According to court documents, investigators received information that someone named Angel was responsible for the Aug. 9 robbery attempt at Sierra Market in Gardnerville. They connected that information to a fraudulent Walmart check cashed at Sharkey’s, which led them to Razo-Ortega.
He told investigators Cooper gave him $20 to buy a BB gun and the two parked in front of the market for an hour on Aug. 9 while Razo-Ortega built up the courage to go into the store.
When the clerk refused to give him any money and then grabbed for the gun, Razo-Ortega struggled to get it back and then ran out of the store.
According to the sheriff’s reports, both men allegedly burglarized the Village Laundrette after the robbery and spent the money on drugs.
Young questioned the attorneys why probation was recommended instead of prison.

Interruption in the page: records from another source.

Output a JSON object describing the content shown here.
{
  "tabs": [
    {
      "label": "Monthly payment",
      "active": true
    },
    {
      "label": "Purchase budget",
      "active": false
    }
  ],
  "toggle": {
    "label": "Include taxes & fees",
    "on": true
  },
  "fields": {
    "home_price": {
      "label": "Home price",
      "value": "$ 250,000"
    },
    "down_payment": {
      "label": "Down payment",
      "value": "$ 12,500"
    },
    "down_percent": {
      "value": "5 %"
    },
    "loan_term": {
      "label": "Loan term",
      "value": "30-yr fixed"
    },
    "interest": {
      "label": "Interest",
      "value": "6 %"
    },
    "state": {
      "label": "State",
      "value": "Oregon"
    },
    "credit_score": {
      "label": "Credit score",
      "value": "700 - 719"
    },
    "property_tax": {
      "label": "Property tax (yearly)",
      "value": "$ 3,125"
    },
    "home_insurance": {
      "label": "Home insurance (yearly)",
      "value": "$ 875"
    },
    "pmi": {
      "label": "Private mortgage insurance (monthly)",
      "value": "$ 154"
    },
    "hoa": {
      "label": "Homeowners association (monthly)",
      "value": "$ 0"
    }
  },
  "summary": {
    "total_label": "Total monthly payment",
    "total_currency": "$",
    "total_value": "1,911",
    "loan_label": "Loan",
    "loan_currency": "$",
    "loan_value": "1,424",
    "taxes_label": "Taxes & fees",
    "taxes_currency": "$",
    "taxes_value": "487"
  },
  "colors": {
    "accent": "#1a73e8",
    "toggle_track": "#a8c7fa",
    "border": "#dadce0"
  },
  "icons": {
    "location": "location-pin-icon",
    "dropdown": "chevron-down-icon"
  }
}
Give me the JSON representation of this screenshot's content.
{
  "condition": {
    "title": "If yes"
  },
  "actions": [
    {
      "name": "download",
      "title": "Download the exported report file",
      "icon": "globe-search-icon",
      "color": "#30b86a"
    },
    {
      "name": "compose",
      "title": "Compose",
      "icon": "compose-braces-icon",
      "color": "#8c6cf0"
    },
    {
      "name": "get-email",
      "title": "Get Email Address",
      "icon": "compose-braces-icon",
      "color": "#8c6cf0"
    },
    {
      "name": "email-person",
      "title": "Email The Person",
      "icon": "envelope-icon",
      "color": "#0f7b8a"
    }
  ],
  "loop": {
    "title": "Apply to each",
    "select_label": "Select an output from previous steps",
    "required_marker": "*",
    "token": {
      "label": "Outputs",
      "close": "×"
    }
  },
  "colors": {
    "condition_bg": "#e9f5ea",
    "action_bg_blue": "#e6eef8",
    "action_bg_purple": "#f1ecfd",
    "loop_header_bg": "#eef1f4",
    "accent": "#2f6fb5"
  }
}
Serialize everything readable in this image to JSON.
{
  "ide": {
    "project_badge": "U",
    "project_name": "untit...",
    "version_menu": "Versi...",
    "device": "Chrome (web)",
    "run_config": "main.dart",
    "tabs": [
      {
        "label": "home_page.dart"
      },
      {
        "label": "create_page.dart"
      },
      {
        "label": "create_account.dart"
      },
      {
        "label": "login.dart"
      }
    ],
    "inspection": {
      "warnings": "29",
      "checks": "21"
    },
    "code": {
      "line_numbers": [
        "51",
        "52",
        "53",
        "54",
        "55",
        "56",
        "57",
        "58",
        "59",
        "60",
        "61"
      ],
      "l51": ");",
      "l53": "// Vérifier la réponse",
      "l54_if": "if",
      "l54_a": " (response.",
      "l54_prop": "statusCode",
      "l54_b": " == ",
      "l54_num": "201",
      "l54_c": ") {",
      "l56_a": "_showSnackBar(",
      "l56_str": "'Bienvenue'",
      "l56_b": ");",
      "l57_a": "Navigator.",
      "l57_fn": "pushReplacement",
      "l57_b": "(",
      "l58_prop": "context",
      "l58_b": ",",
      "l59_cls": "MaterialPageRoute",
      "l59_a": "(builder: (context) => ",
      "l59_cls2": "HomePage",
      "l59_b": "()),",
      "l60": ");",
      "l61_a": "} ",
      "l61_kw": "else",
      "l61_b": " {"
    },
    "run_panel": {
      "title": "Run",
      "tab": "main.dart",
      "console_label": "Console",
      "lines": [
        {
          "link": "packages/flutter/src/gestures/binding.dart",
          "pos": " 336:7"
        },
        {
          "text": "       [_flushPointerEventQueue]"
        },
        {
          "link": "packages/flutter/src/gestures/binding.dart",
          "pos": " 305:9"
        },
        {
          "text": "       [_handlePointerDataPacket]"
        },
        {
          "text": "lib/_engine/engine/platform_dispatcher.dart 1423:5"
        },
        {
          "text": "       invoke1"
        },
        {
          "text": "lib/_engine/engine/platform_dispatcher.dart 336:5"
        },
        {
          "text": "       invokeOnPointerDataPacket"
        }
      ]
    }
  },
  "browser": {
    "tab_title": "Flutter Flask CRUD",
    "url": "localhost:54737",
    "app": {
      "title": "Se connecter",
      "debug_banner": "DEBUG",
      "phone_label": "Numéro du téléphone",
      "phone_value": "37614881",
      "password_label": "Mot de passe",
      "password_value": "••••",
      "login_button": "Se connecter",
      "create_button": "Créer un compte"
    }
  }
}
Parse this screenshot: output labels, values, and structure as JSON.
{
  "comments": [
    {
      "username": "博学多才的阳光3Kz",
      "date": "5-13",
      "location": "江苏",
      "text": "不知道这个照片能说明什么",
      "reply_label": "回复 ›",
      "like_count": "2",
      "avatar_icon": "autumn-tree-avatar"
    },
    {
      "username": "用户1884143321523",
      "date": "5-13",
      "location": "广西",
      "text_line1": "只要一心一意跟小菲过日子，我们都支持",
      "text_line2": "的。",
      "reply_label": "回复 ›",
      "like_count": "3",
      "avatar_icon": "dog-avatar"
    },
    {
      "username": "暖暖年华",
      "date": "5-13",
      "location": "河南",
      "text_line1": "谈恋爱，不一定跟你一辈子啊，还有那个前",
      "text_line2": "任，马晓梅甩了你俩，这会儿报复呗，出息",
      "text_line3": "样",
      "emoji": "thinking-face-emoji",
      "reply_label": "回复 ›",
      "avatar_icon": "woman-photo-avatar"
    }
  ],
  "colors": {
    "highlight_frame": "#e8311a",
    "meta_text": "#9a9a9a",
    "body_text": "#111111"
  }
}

Lawyer Derrick Young, representing Cooper, said his client had no prior criminal record, and became addicted to methamphetamine. He said Cooper recognized the seriousness of his offenses and wanted to be a role model to his two young children.
“He is very afraid of prison. He became sober in jail and wants to participate in drug court,” Lopez said.
Prosecutor Erik Levin said the Nevada Legislature set a wide sentencing margin, and he believed the recommendation fit the crime and the backgrounds of the defendants.
Cooper said he hoped the victims would be in court so he could apologize. He said he wasn’t trying to minimize his participation in the crimes.
“I am severely sorry for the traumatization,” he said. “I was just basically being a bad person, but I am not a bad person. I just made some bad decisions.
“I have two young kids. Doing what I did — being a drug addict — is not the way to be a father.”
Razo-Ortega also apologized.
“I am sorry to everyone for everything I did,” he said.
Young pointed to Razo-Ortega’s background as a convenience store employee.
“You went out and tried to scare someone so badly that they give you some money. That makes you a bad guy,” Young said.
“You worked at a liquor store. I think you would understand the fear a gun would induce in someone.”
Razo-Ortega said he was under the influence of methamphetamine and wasn’t thinking about consequences.
No victims appeared at sentencing to make impact statements.
“I hope you guys take me seriously,” Young said to the defendants. “If you violate probation, you will be in a dangerous spot. Choose a different life, or I will choose a life for you that will be different than any life you’ve ever known.”